They revealed there was no decline in domestic spending in the British economy after the vote to leave the European Union in June. The Organisation for Economic Co-operation and Development has now rowed back slightly on its pessimism about the initial impact of the Brexit decision, upgrading its UK growth forecast to 1.8% for 2016.
Share prices are buoyant and the pound’s post-referendum slide against the dollar has stopped. So far, so good; those who predicted an immediate economic tumble after the referendum have been wrongfooted.
Further ahead, the forecasts are mixed. Next year growth is predicted to fall to around 1%. Surveys by the Confederation of British Industry, the Federation of Small Businesses and manufacturers’ body EEF show business confidence has fallen; 29% of companies have reined in their investment plans for the next three years since the Brexit vote; only 12% intend to increase investment.
The economy enjoyed only a stuttering recovery after the double-dip recession of 2008-2011. Growth was stronger in services than in the sectors where safety spending is most critical. A recent poll found the leading 25 construction contractors were operating at a 1.2% profit margin on average.
All this is relevant to practitioners because, if the UK fell back into recession or even marginal growth, there would inevitably be pressure on OSH budgets and on standards. It may be coincidence but the levelling out of national injury figures in the past five years after decades of decline followed soon after the start of the economic downturn.
There is a logically sound argument that the principle of reasonable practicability – which includes the assumption that an organisation should not have to bankrupt itself to protect workers – would allow employers to lower their standards in times of diminished resources. In practice, it’s an argument that wouldn’t wash with the enforcing authorities or with anyone else.

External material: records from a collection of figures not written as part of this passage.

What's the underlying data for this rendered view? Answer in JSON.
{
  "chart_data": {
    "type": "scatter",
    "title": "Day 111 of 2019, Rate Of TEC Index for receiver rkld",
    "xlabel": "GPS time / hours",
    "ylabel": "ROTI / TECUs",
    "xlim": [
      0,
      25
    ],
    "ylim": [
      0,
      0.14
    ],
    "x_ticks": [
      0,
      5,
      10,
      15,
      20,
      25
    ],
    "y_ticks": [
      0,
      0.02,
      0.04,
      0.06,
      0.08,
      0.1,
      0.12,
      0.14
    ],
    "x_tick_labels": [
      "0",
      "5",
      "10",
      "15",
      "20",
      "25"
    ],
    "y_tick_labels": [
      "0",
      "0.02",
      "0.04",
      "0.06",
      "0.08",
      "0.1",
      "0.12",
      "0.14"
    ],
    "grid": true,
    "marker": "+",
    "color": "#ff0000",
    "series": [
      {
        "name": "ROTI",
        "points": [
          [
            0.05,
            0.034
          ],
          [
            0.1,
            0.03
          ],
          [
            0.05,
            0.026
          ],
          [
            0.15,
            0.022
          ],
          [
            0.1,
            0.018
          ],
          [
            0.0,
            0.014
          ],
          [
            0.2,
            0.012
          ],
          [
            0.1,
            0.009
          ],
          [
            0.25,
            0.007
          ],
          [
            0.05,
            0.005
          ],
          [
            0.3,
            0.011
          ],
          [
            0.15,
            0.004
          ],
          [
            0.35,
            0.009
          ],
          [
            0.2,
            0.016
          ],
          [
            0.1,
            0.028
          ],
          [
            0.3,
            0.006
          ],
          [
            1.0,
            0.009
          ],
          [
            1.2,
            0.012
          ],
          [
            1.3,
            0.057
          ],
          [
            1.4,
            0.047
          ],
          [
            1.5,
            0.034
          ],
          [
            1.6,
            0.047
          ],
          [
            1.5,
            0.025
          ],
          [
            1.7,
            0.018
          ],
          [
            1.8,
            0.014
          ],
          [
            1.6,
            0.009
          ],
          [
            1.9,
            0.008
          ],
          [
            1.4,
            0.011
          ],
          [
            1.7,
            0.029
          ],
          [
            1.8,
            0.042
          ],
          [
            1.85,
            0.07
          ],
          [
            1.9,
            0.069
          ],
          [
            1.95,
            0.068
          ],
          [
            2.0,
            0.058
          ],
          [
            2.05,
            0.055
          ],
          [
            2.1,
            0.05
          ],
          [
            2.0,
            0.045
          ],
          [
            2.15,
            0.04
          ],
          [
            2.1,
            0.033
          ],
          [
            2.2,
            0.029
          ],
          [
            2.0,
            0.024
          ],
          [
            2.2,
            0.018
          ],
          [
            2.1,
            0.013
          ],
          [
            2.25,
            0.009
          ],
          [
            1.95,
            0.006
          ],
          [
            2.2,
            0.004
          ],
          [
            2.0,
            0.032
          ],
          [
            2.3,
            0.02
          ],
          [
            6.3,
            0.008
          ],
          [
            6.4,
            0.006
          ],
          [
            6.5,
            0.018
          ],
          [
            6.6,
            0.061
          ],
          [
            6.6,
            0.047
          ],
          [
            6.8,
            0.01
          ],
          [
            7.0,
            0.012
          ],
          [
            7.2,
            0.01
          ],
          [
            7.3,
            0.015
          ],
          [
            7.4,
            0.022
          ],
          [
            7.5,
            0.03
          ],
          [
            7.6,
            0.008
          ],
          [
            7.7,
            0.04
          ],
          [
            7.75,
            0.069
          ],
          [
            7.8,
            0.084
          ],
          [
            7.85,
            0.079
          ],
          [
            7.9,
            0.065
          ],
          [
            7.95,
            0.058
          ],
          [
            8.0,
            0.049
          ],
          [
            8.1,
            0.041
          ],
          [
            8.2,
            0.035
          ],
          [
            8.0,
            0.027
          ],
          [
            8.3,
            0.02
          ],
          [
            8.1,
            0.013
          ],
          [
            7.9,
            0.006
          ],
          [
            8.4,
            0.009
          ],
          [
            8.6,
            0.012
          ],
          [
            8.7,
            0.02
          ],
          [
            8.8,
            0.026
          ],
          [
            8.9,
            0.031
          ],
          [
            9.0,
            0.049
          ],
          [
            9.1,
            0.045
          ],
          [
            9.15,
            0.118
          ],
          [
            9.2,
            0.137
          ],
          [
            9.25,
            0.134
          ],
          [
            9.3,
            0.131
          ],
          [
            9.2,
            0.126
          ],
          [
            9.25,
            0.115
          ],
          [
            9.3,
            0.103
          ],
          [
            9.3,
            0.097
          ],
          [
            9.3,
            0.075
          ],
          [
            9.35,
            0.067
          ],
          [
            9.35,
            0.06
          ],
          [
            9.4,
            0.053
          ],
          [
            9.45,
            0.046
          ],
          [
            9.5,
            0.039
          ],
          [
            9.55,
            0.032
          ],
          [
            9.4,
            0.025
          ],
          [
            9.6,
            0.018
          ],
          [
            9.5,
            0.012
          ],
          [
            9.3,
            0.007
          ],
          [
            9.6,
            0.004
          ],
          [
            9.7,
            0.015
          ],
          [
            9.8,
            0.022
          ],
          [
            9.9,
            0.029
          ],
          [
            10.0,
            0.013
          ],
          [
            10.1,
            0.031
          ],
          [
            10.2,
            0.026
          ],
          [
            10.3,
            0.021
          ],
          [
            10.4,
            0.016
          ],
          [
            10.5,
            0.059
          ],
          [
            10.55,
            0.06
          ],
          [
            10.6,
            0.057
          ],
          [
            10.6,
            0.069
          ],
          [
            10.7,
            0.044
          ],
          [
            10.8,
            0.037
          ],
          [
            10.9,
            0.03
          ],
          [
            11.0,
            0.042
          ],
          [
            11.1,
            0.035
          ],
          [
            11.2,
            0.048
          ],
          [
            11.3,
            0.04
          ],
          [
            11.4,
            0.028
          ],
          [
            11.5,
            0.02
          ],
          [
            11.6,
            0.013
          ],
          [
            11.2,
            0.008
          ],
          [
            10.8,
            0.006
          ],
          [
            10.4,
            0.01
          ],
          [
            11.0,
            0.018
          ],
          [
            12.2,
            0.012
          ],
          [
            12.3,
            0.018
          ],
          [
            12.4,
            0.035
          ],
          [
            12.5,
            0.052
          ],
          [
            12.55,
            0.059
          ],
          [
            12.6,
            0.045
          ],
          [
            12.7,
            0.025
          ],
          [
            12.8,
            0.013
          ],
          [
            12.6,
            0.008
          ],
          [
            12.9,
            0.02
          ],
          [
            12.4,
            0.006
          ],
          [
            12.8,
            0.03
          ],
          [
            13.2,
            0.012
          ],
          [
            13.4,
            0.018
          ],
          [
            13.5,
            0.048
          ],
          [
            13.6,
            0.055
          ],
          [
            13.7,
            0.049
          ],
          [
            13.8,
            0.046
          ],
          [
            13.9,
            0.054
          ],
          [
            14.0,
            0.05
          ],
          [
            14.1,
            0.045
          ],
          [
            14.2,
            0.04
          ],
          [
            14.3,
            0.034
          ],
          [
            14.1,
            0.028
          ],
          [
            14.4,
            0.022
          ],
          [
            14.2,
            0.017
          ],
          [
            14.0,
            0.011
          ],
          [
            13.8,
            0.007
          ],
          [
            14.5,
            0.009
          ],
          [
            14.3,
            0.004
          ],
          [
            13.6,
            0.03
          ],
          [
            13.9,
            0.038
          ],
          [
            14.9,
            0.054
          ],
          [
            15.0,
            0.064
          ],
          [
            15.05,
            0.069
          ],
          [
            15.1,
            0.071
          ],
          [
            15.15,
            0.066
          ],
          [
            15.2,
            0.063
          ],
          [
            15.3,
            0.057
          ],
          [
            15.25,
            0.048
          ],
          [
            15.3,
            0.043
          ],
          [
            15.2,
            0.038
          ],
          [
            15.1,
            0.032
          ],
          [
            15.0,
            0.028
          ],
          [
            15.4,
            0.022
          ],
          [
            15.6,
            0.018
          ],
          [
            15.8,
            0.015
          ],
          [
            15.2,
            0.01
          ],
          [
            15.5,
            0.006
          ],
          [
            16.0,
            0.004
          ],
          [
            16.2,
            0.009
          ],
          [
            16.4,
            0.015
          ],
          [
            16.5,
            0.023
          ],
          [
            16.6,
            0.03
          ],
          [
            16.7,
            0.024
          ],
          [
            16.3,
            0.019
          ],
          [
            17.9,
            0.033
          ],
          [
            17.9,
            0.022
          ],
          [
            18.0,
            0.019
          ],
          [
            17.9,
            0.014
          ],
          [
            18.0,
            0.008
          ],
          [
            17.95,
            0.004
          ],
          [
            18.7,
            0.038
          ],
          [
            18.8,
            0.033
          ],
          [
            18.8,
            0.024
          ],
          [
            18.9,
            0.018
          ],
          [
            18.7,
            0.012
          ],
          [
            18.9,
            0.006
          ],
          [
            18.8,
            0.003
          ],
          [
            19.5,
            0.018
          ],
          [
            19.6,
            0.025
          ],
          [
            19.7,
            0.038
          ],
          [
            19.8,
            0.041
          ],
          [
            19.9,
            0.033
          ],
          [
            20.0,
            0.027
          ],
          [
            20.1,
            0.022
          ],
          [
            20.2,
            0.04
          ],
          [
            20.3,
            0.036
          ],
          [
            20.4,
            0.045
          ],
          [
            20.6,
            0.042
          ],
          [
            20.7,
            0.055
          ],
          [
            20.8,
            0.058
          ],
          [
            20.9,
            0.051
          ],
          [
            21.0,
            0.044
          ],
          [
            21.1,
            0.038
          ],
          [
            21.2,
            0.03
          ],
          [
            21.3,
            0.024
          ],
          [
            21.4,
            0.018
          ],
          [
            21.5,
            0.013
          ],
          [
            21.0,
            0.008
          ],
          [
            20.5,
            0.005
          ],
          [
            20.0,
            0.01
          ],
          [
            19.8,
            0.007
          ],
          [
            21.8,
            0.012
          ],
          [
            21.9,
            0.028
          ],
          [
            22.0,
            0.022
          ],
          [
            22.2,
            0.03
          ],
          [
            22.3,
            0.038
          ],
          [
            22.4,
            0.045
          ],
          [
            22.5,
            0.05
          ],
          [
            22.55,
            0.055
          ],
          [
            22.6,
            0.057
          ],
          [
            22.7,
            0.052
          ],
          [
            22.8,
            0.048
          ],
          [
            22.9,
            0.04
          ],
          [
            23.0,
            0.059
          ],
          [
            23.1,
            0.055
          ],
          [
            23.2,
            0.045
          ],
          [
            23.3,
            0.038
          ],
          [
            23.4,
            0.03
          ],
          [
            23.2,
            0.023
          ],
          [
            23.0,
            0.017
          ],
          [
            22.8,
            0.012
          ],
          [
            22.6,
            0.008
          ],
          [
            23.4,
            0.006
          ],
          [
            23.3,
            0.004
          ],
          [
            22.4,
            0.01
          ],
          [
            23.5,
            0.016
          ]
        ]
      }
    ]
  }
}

As our understanding of risk matures and protective equipment becomes more refined, the bar rises. For all the media talk of “health and safety gone mad” the public expectation that their lives should be free of work-related injury and illness increases too.
It is risky for employers to cut back on safety provision in choppy trading waters, but discretionary spending on some of the more holistic programmes promoted in October’s inaugural Health and Wellbeing Week is an easier saving.
If the UK does enter another rough patch it will be down to OSH practitioners, with their colleagues in occupational health and human resources, to continue to make the business case for these initiatives. They will be able to use the data on reduced absence and increased productivity which is beginning to accumulate in support of the ill health early interventions and fitness programmes (see www.iosh.co.uk/lifesavings) advocated so strongly by EEF chief medical adviser Sayeed Khan in this month’s leader interview.
At IOSH Magazine we will try to find more of that data and put it in front of practitioners, while hoping there is no downturn to boost its salience.